Anderson gave Monsters and Critics his expert take on this wolf pack mauling story from Sweden:
"I was saddened when I heard of the poor woman that was killed in Sweden by a pack of wolves she cared for. I too have experienced the terror she did. Unlike her, I was lucky to survive," says Anderson.
One thing I always keep in mind when working with wild animals in captivity is they are wild animals. The moment I let my guard down and forget this simple thought, could be my last," adds Anderson.
"I have this deeply seared into my mind because of a few times I did become complacent. I have the scars and stories to prove it, but most importantly the experience to learn from."
The secret lives of the wolf has been studied by Anderson for years. "A wolf pack is a very socially dynamic system. Every individual has it's spot and is treated accordingly. Fights, blood, and teeth is an everyday experience in the pack. For a wolf, it is just a way of life. As a caretaker of a wolf pack, a person will also fit into this hierarchy. This structure is ever evolving and ever changing in status, mostly determined by the strongest animals. A human that is embedded into the structure usually is at the top, and is the dominate 'animal', and is not exempt of the rules of the pack.
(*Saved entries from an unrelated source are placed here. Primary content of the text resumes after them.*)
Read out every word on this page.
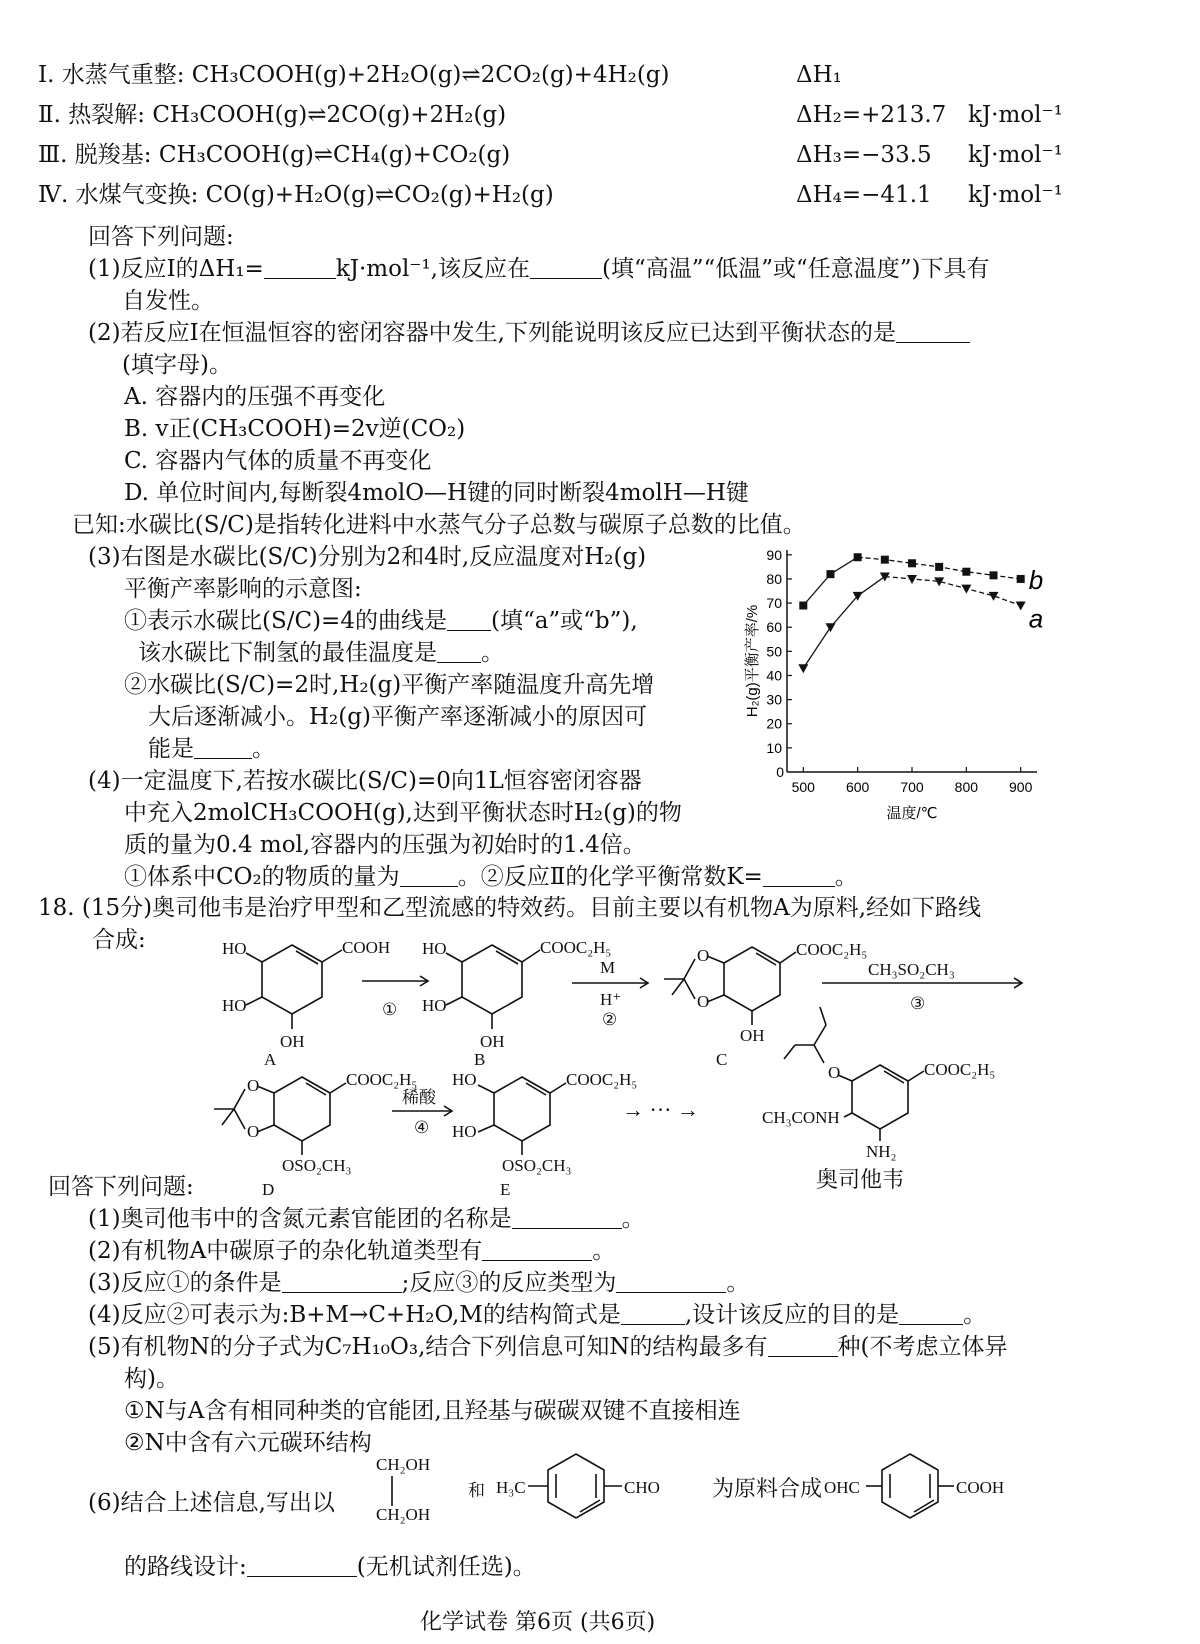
Ⅰ. 水蒸气重整: CH₃COOH(g)+2H₂O(g)⇌2CO₂(g)+4H₂(g)	ΔH₁
Ⅱ. 热裂解: CH₃COOH(g)⇌2CO(g)+2H₂(g)	ΔH₂=+213.7 kJ·mol⁻¹
Ⅲ. 脱羧基: CH₃COOH(g)⇌CH₄(g)+CO₂(g)	ΔH₃=−33.5 kJ·mol⁻¹
Ⅳ. 水煤气变换: CO(g)+H₂O(g)⇌CO₂(g)+H₂(g)	ΔH₄=−41.1 kJ·mol⁻¹
回答下列问题:
(1)反应Ⅰ的ΔH₁=	kJ·mol⁻¹,该反应在	(填“高温”“低温”或“任意温度”)下具有
自发性。
(2)若反应Ⅰ在恒温恒容的密闭容器中发生,下列能说明该反应已达到平衡状态的是
(填字母)。
A. 容器内的压强不再变化
B. v正(CH₃COOH)=2v逆(CO₂)
C. 容器内气体的质量不再变化
D. 单位时间内,每断裂4molO—H键的同时断裂4molH—H键
已知:水碳比(S/C)是指转化进料中水蒸气分子总数与碳原子总数的比值。
(3)右图是水碳比(S/C)分别为2和4时,反应温度对H₂(g)
平衡产率影响的示意图:
①表示水碳比(S/C)=4的曲线是 (填“a”或“b”),
该水碳比下制氢的最佳温度是 。
②水碳比(S/C)=2时,H₂(g)平衡产率随温度升高先增
大后逐渐减小。H₂(g)平衡产率逐渐减小的原因可
能是	。
(4)一定温度下,若按水碳比(S/C)=0向1L恒容密闭容器
中充入2molCH₃COOH(g),达到平衡状态时H₂(g)的物
质的量为0.4 mol,容器内的压强为初始时的1.4倍。
①体系中CO₂的物质的量为	。②反应Ⅱ的化学平衡常数K=	。
10
20
30
40
50
60
70
80
90
0
500 600 700 800 900
温度/℃
H₂(g)平衡产率/%
b
a
18. (15分)奥司他韦是治疗甲型和乙型流感的特效药。目前主要以有机物A为原料,经如下路线
合成:	HO
HO
OH
COOH HO
HO
OH
COOC₂H₅	O
O
COOC₂H₅
OH
O
O
COOC₂H₅
OSO₂CH₃
HO
HO
COOC₂H₅
OSO₂CH₃
O	COOC₂H₅
CH₃CONH
NH₂
①
M
H⁺
②
CH₃SO₂CH₃
③
稀酸
④
→ ··· →
A	B	C
D	E	奥司他韦
回答下列问题:
(1)奥司他韦中的含氮元素官能团的名称是	。
(2)有机物A中碳原子的杂化轨道类型有	。
(3)反应①的条件是	;反应③的反应类型为	。
(4)反应②可表示为:B+M→C+H₂O,M的结构简式是	,设计该反应的目的是	。
(5)有机物N的分子式为C₇H₁₀O₃,结合下列信息可知N的结构最多有	种(不考虑立体异
构)。
①N与A含有相同种类的官能团,且羟基与碳碳双键不直接相连
②N中含有六元碳环结构
(6)结合上述信息,写出以
CH₂OH
CH₂OH
和 H₃C	CHO 为原料合成 OHC	COOH
的路线设计:	(无机试剂任选)。
化学试卷 第6页 (共6页)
But like every wolf pack in the world, the rest of the pack is waiting and watching for its opportunity to move up the ranks."
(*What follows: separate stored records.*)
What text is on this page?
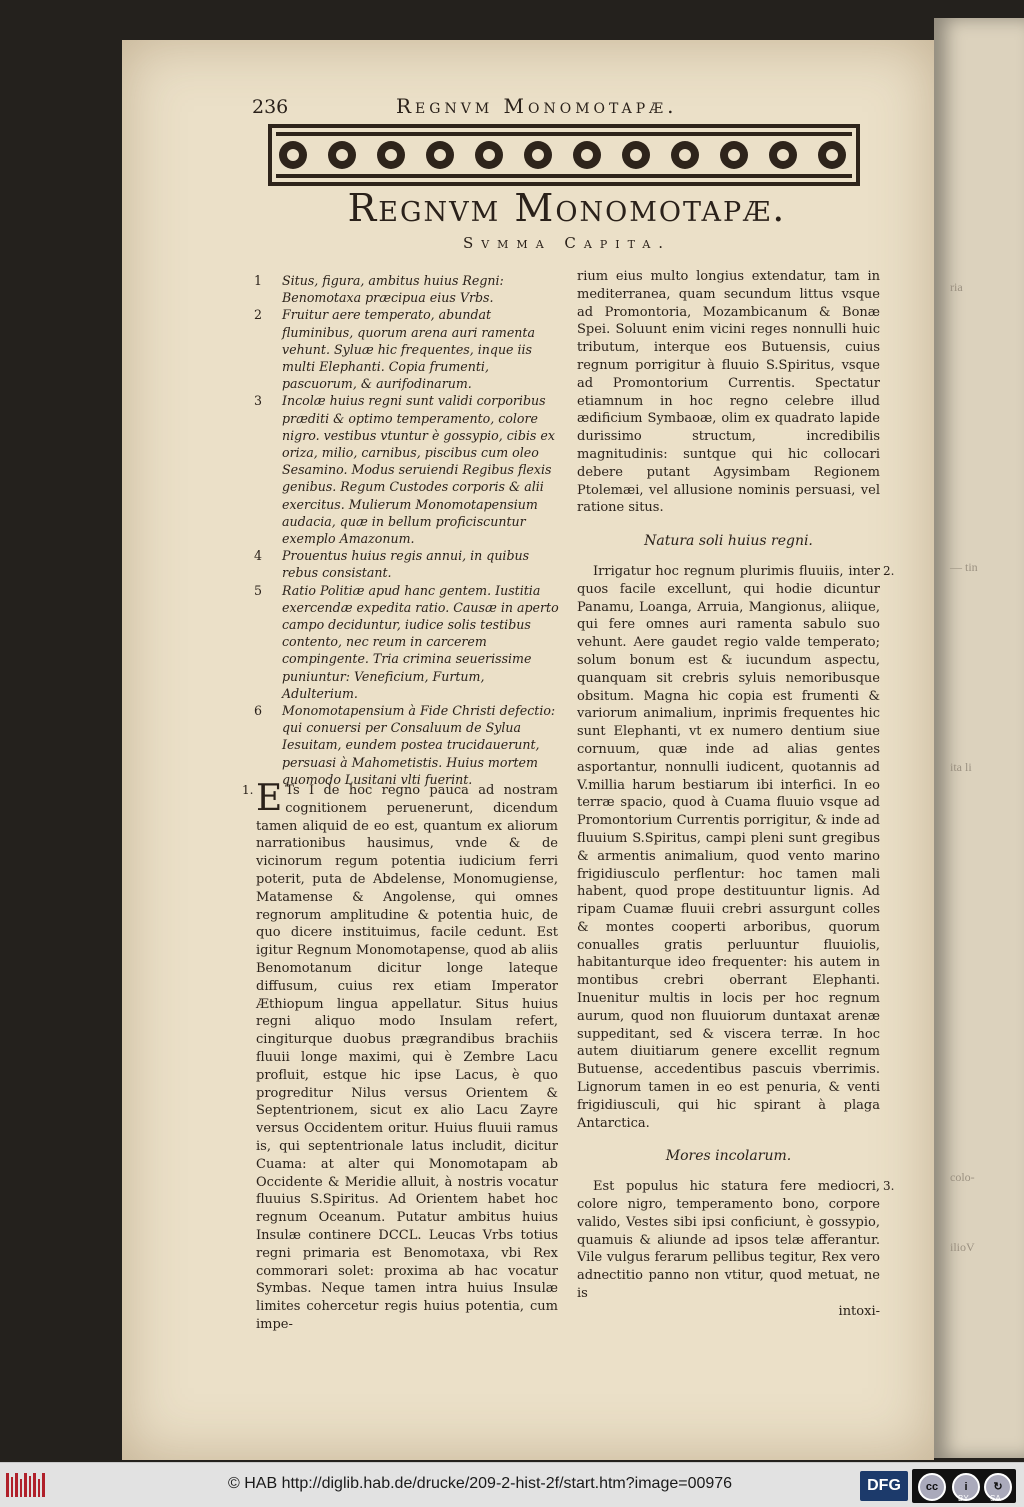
ria
— tin
ita li
colo-
ilioV
236	Regnvm Monomotapæ.
Regnvm Monomotapæ.
Svmma Capita.
1 Situs, figura, ambitus huius Regni: Benomotaxa præcipua eius Vrbs.
2 Fruitur aere temperato, abundat fluminibus, quorum arena auri ramenta vehunt. Syluæ hic frequentes, inque iis multi Elephanti. Copia frumenti, pascuorum, & aurifodinarum.
3 Incolæ huius regni sunt validi corporibus præditi & optimo temperamento, colore nigro. vestibus vtuntur è gossypio, cibis ex oriza, milio, carnibus, piscibus cum oleo Sesamino. Modus seruiendi Regibus flexis genibus. Regum Custodes corporis & alii exercitus. Mulierum Monomotapensium audacia, quæ in bellum proficiscuntur exemplo Amazonum.
4 Prouentus huius regis annui, in quibus rebus consistant.
5 Ratio Politiæ apud hanc gentem. Iustitia exercendæ expedita ratio. Causæ in aperto campo deciduntur, iudice solis testibus contento, nec reum in carcerem compingente. Tria crimina seuerissime puniuntur: Veneficium, Furtum, Adulterium.
6 Monomotapensium à Fide Christi defectio: qui conuersi per Consaluum de Sylua Iesuitam, eundem postea trucidauerunt, persuasi à Mahometistis. Huius mortem quomodo Lusitani vlti fuerint.
1. E Ts I de hoc regno pauca ad nostram cognitionem peruenerunt, dicendum tamen aliquid de eo est, quantum ex aliorum narrationibus hausimus, vnde & de vicinorum regum potentia iudicium ferri poterit, puta de Abdelense, Monomugiense, Matamense & Angolense, qui omnes regnorum amplitudine & potentia huic, de quo dicere instituimus, facile cedunt. Est igitur Regnum Monomotapense, quod ab aliis Benomotanum dicitur longe lateque diffusum, cuius rex etiam Imperator Æthiopum lingua appellatur. Situs huius regni aliquo modo Insulam refert, cingiturque duobus prægrandibus brachiis fluuii longe maximi, qui è Zembre Lacu profluit, estque hic ipse Lacus, è quo progreditur Nilus versus Orientem & Septentrionem, sicut ex alio Lacu Zayre versus Occidentem oritur. Huius fluuii ramus is, qui septentrionale latus includit, dicitur Cuama: at alter qui Monomotapam ab Occidente & Meridie alluit, à nostris vocatur fluuius S.Spiritus. Ad Orientem habet hoc regnum Oceanum. Putatur ambitus huius Insulæ continere DCCL. Leucas Vrbs totius regni primaria est Benomotaxa, vbi Rex commorari solet: proxima ab hac vocatur Symbas. Neque tamen intra huius Insulæ limites cohercetur regis huius potentia, cum impe-

rium eius multo longius extendatur, tam in mediterranea, quam secundum littus vsque ad Promontoria, Mozambicanum & Bonæ Spei. Soluunt enim vicini reges nonnulli huic tributum, interque eos Butuensis, cuius regnum porrigitur à fluuio S.Spiritus, vsque ad Promontorium Currentis. Spectatur etiamnum in hoc regno celebre illud ædificium Symbaoæ, olim ex quadrato lapide durissimo structum, incredibilis magnitudinis: suntque qui hic collocari debere putant Agysimbam Regionem Ptolemæi, vel allusione nominis persuasi, vel ratione situs.

Natura soli huius regni.
2.

Irrigatur hoc regnum plurimis fluuiis, inter quos facile excellunt, qui hodie dicuntur Panamu, Loanga, Arruia, Mangionus, aliique, qui fere omnes auri ramenta sabulo suo vehunt. Aere gaudet regio valde temperato; solum bonum est & iucundum aspectu, quanquam sit crebris syluis nemoribusque obsitum. Magna hic copia est frumenti & variorum animalium, inprimis frequentes hic sunt Elephanti, vt ex numero dentium siue cornuum, quæ inde ad alias gentes asportantur, nonnulli iudicent, quotannis ad V.millia harum bestiarum ibi interfici. In eo terræ spacio, quod à Cuama fluuio vsque ad Promontorium Currentis porrigitur, & inde ad fluuium S.Spiritus, campi pleni sunt gregibus & armentis animalium, quod vento marino frigidiusculo perflentur: hoc tamen mali habent, quod prope destituuntur lignis. Ad ripam Cuamæ fluuii crebri assurgunt colles & montes cooperti arboribus, quorum conualles gratis perluuntur fluuiolis, habitanturque ideo frequenter: his autem in montibus crebri oberrant Elephanti. Inuenitur multis in locis per hoc regnum aurum, quod non fluuiorum duntaxat arenæ suppeditant, sed & viscera terræ. In hoc autem diuitiarum genere excellit regnum Butuense, accedentibus pascuis vberrimis. Lignorum tamen in eo est penuria, & venti frigidiusculi, qui hic spirant à plaga Antarctica.

Mores incolarum.
3.

Est populus hic statura fere mediocri, colore nigro, temperamento bono, corpore valido, Vestes sibi ipsi conficiunt, è gossypio, quamuis & aliunde ad ipsos telæ afferantur. Vile vulgus ferarum pellibus tegitur, Rex vero adnectitio panno non vtitur, quod metuat, ne is

intoxi-

© HAB http://diglib.hab.de/drucke/209-2-hist-2f/start.htm?image=00976	DFG	cc	i	↻
BY	SA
Observation and reading physical signs is key for any professional handler according to Anderson. "They are looking for flaws in confidence, weakness of an individual to take advantage of. In the moment of that test, it is important for that individual, wolf or human, to remain calm and assertive of its rank. If panic or confusion erupts, an all out frenzy can occur, particularly when the 'top dog' is at stake. It is every wolf for itself at that point as the pack is falling apart."
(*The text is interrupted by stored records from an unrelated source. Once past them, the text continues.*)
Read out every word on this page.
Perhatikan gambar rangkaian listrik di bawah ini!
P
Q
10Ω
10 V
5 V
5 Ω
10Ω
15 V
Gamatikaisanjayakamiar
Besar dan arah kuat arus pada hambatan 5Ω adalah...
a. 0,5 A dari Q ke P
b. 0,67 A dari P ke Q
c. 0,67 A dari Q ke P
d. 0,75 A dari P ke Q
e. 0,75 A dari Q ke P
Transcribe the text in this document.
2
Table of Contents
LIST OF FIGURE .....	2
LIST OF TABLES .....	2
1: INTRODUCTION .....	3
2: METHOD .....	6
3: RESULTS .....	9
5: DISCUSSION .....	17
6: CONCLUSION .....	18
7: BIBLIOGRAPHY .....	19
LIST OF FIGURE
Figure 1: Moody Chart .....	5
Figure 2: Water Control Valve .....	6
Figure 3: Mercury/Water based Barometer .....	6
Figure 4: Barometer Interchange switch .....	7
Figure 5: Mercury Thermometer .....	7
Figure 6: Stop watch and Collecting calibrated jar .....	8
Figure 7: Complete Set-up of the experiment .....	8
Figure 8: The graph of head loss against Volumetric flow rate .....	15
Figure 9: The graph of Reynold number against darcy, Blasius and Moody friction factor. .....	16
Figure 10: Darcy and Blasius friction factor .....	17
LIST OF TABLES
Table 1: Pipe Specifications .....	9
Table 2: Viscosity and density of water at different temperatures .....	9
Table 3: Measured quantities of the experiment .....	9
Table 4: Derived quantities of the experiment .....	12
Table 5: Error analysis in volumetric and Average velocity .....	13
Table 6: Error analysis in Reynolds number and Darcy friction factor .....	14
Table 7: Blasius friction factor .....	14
There's no coda of mercy with wolves, and life in the pack is a challenge, even for a fellow wolf. "I have witnessed members of a pack killing their own in such an occurrence, and have been a victim to a similar attack. Once a wolf is on top, there is only one way to go, and in the brutal wild world, that usually means death for that animal."
The Swedish wolf attack gave Anderson a moment to speculate on what might have happened. And what lessons anyone can take with them when dealing with wild animals overall.
"I do not know exactly what happen that day in Sweden but I can only speculate. It started with one wolf testing the woman, she reacted the wrong way. This would catch the eye of the rest of the pack, who would then move in and surround her. Alone, she likely panicked and was confused by the situation, as these wolves were her friends. This would be the catalyst to her fate. She likely fought back in self preservation. The heightened tension would fuel the attack until she was brought to absolute submission. When you decide to work with wild animals, this is a risk that is very real. In this case, she was killed by the wolves that she loved."
"She should have never entered that enclosure alone and should have been armed with bear pepper spray or the like. We as humans have advantages with the use of tools and our mind. When you take that away and get to common ground with the wild, you can also be part of its beautiful savagery."